West Side residents expressed growing frustration Monday afternoon as Chicago police closed off West Garfield Park’s Madison/Pulaski shopping district after looting broke out on Magnificent Mile hours earlier. 

The looting started in the early hours of Aug. 10, reportedly in response to a police officer shooting a man in the South Side Englewood community on Sunday afternoon.  

By Monday afternoon, police had setup checkpoints near Madison and Pulaski, with Madison Street closed as far west as Keeler and as far east as Hamlin Avenue. Pulaski Road was blocked as far north as Washington Boulevard and as far south as Jackson Boulevard. 

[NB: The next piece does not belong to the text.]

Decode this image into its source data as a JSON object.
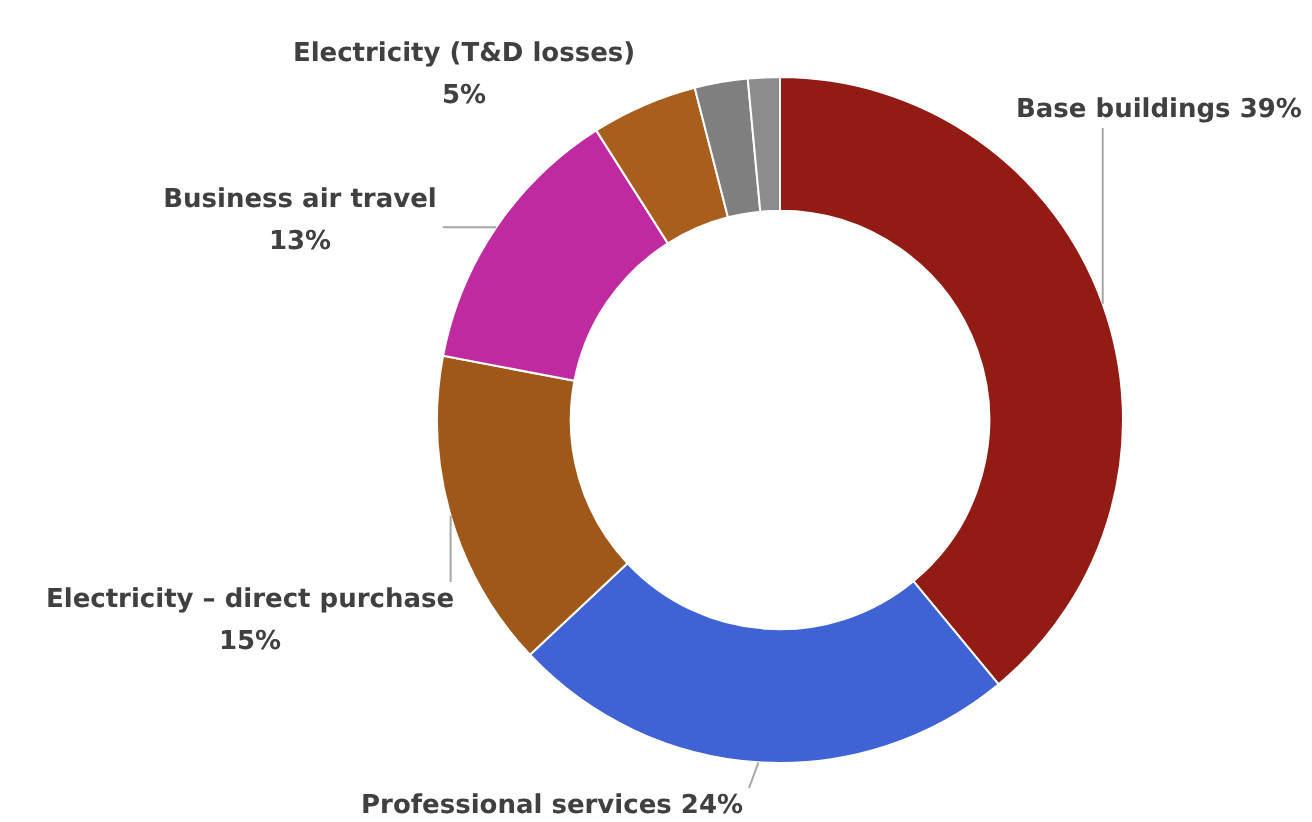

The Cook County Sheriff’s office assisted the Chicago Police Department at the south end of Pulaski Road, where a large prison bus blocked off the entire street and uniform sheriffs deputies stood nearby. 

North of the corridor, Chicago police setup two layers of checkpoints. At West End and Pulaski, officers turned all southbound traffic east, but allowed northbound traffic to pass through. Officers, however, made no attempt to stop pedestrians walking in either direction. 

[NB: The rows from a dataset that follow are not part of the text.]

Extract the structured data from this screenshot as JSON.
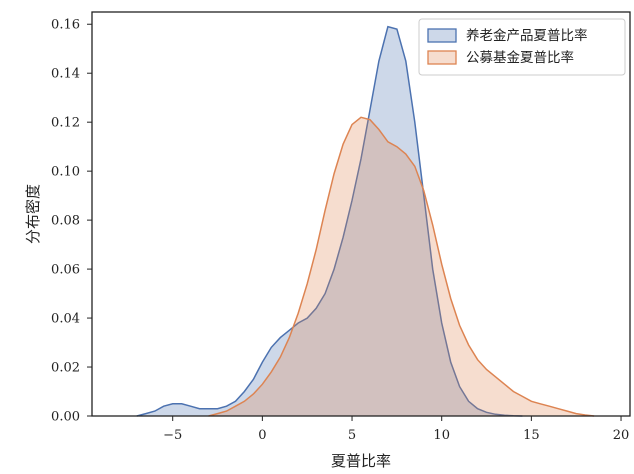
{
  "chart_data": {
    "type": "area",
    "xlabel": "夏普比率",
    "ylabel": "分布密度",
    "xlim": [
      -9.5,
      20.5
    ],
    "ylim": [
      0,
      0.165
    ],
    "x_ticks": [
      -5,
      0,
      5,
      10,
      15,
      20
    ],
    "y_ticks": [
      0.0,
      0.02,
      0.04,
      0.06,
      0.08,
      0.1,
      0.12,
      0.14,
      0.16
    ],
    "grid": false,
    "legend_position": "top-right",
    "series": [
      {
        "name": "养老金产品夏普比率",
        "color": "#4c72b0",
        "points": [
          [
            -7,
            0.0
          ],
          [
            -6.5,
            0.001
          ],
          [
            -6,
            0.002
          ],
          [
            -5.5,
            0.004
          ],
          [
            -5,
            0.005
          ],
          [
            -4.5,
            0.005
          ],
          [
            -4,
            0.004
          ],
          [
            -3.5,
            0.003
          ],
          [
            -3,
            0.003
          ],
          [
            -2.5,
            0.003
          ],
          [
            -2,
            0.004
          ],
          [
            -1.5,
            0.006
          ],
          [
            -1,
            0.01
          ],
          [
            -0.5,
            0.015
          ],
          [
            0,
            0.022
          ],
          [
            0.5,
            0.028
          ],
          [
            1,
            0.032
          ],
          [
            1.5,
            0.035
          ],
          [
            2,
            0.038
          ],
          [
            2.5,
            0.04
          ],
          [
            3,
            0.044
          ],
          [
            3.5,
            0.05
          ],
          [
            4,
            0.06
          ],
          [
            4.5,
            0.073
          ],
          [
            5,
            0.088
          ],
          [
            5.5,
            0.105
          ],
          [
            6,
            0.125
          ],
          [
            6.5,
            0.145
          ],
          [
            7,
            0.159
          ],
          [
            7.5,
            0.158
          ],
          [
            8,
            0.145
          ],
          [
            8.5,
            0.12
          ],
          [
            9,
            0.09
          ],
          [
            9.5,
            0.06
          ],
          [
            10,
            0.038
          ],
          [
            10.5,
            0.022
          ],
          [
            11,
            0.012
          ],
          [
            11.5,
            0.006
          ],
          [
            12,
            0.003
          ],
          [
            12.5,
            0.0015
          ],
          [
            13,
            0.0007
          ],
          [
            13.5,
            0.0003
          ],
          [
            14,
            0.0001
          ],
          [
            14.5,
            0.0
          ]
        ]
      },
      {
        "name": "公募基金夏普比率",
        "color": "#dd8452",
        "points": [
          [
            -3,
            0.0
          ],
          [
            -2.5,
            0.001
          ],
          [
            -2,
            0.002
          ],
          [
            -1.5,
            0.004
          ],
          [
            -1,
            0.006
          ],
          [
            -0.5,
            0.009
          ],
          [
            0,
            0.013
          ],
          [
            0.5,
            0.018
          ],
          [
            1,
            0.024
          ],
          [
            1.5,
            0.032
          ],
          [
            2,
            0.042
          ],
          [
            2.5,
            0.054
          ],
          [
            3,
            0.068
          ],
          [
            3.5,
            0.084
          ],
          [
            4,
            0.099
          ],
          [
            4.5,
            0.111
          ],
          [
            5,
            0.119
          ],
          [
            5.5,
            0.122
          ],
          [
            6,
            0.121
          ],
          [
            6.5,
            0.117
          ],
          [
            7,
            0.112
          ],
          [
            7.5,
            0.11
          ],
          [
            8,
            0.107
          ],
          [
            8.5,
            0.102
          ],
          [
            9,
            0.092
          ],
          [
            9.5,
            0.078
          ],
          [
            10,
            0.062
          ],
          [
            10.5,
            0.048
          ],
          [
            11,
            0.037
          ],
          [
            11.5,
            0.029
          ],
          [
            12,
            0.023
          ],
          [
            12.5,
            0.019
          ],
          [
            13,
            0.016
          ],
          [
            13.5,
            0.013
          ],
          [
            14,
            0.01
          ],
          [
            14.5,
            0.008
          ],
          [
            15,
            0.006
          ],
          [
            15.5,
            0.005
          ],
          [
            16,
            0.004
          ],
          [
            16.5,
            0.003
          ],
          [
            17,
            0.002
          ],
          [
            17.5,
            0.001
          ],
          [
            18,
            0.0004
          ],
          [
            18.5,
            0.0
          ]
        ]
      }
    ]
  }
}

At Washington Boulevard, all traffic was redirected away from Pulaski and pedestrians were encouraged tow all to Hamlin Avenue if they wanted to travel south. 

At the northwest corner of Madison and Hamlin, crews could be seen boarding up the south-facing windows of the Midwest Apartments building, 6 N. Hamlin Ave. One of the police officers on the scene mentioned that the Walgreens on the building’s first floor closed an hour earlier, at 2;00 p.m., to the annoyance of a young woman who asked the officer about the store. 

“I was going to get some shopping done,” she sighed.

The Aldi grocery store across the street, at 3835 W. Madison St., was closed, too. 

One resident of Monroe Street who declined to give his name said that the police checkpoints reminded him of when he first moved to Chicago some 50 years ago, when Blacks were not allowed to go into what was then majority-white Austin. 

“I shouldn’t need to show an ID to go home,” the man said. “They’re keeping us locked in. I can’t go here,” he motioned toward Hamlin, “andI can’t go over there,” he said, motioning toward Monroe. 

At Madison and Keeler, the city brought in garbage trucks to block the intersection and a large group of police officers were gathered in front of them. At the time this reporter approached, a car parked at the northeastern corner blared “Fuck the Police” by N.W.A.

Eddie Austin was one of the people who stood by observing the barricades. He said that, while he doesn’t currently live in West Garfield Park, he grew up only a block away and still has family living in the neighborhood. 

“It’s really sad,” Austin said. “It’s a sad day for the neighborhood, especially for the African-American race. We should not be doing that. We need to be helping [Lori Lightfoot] make it a better place.”